De larve leeft ondergronds en bouwt een valkuil in het zand om zijn prooi te bemachtigen. Deze valkuil is kegelvormig, met een middellijn van ongeveer 3 cm en de larve graaft zich op de bodem in. Enkel de vangkaken steken boven de grond uit. Insecten die in de valkuil glijden worden onmiddellijk door de kaken gegrepen. Vele slachtoffers zijn mieren vandaar de naam. Als de larve voldoende vet is graaft hij zich dieper in het zand in en maakt een stevige cocon om te verpoppen. Uit de pop komt een gevleugeld insect. De meeste soorten vliegen 's avonds en 's nachts. Overdag verschuilen ze zich tussen de vegetatie. Ze zijn actief van juni tot augustus.

5. VOORTPLANTING

Na de paring legt het wijfje haar eieren in het zand. Deze eieren zijn wit, ovaalvormig en bedekt met een kleverige laag die er voor zorgt dat het ei meteen bedekt is met een zandlaagje. Na één dag verschijnt de larve die zich meteen ingraaft in het zand. De larve doorloopt vervolgens 3 stadia waarbij hij telkens vervelt. Het duurt 1 tot 3 jaar, afhankelijk van de voedselrijkdom, om zich te ontwikkelen tot volwassen insect.

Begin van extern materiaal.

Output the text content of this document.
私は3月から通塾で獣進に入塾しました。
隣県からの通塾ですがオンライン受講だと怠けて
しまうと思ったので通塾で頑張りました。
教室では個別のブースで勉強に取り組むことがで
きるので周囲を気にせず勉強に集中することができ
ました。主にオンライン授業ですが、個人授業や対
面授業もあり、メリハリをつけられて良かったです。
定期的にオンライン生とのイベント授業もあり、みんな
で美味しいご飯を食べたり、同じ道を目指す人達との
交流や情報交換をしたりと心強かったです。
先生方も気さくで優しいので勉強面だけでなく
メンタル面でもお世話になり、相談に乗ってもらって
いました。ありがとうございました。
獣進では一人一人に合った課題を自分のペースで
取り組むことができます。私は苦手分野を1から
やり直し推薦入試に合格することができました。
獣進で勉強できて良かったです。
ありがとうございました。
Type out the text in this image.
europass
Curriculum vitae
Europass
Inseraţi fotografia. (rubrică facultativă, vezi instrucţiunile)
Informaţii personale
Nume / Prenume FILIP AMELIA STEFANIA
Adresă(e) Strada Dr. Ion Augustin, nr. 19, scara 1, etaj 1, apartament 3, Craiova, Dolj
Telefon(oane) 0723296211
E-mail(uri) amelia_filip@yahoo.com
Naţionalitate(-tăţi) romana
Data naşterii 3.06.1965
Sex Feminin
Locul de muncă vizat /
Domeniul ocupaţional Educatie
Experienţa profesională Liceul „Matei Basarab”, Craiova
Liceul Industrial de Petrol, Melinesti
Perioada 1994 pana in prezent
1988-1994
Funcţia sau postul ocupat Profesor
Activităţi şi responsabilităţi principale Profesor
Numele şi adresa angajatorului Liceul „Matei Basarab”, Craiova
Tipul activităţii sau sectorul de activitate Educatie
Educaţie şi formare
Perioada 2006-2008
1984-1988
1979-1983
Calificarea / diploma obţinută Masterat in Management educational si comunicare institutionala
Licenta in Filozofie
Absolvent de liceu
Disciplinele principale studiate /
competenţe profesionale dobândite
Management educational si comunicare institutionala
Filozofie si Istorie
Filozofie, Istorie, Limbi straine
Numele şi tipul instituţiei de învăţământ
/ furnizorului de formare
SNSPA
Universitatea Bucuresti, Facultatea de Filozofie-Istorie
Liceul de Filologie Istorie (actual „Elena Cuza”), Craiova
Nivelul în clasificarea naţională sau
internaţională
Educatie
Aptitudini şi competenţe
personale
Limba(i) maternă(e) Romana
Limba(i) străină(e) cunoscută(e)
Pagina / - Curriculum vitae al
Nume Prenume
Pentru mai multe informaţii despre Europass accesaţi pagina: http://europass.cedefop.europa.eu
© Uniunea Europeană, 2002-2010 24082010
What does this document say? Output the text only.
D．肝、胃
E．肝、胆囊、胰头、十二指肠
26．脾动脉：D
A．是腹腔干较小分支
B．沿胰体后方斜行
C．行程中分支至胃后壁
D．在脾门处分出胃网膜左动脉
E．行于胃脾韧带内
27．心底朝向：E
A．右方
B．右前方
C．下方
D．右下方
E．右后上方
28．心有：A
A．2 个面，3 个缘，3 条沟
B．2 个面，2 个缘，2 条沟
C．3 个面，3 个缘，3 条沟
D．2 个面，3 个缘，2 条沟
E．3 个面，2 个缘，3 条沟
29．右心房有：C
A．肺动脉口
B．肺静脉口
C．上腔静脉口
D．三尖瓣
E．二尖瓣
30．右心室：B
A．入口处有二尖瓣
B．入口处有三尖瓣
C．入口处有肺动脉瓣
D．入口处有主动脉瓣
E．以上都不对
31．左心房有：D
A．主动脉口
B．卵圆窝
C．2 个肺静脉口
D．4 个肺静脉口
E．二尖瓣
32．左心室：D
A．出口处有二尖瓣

De larve heeft een inkeping achter de kop. Aan weerskanten van de kop zitten zeven ocellen (= enkelvousige ogen). Deze zijn zodanig gerangschikt dat de larve naar alle kanten kan kijken.

6. VERSPREIDING

Het is een van de meest algemene Europese soorten. Hij komt voor vanaf Skandinavië tot in het zuiden.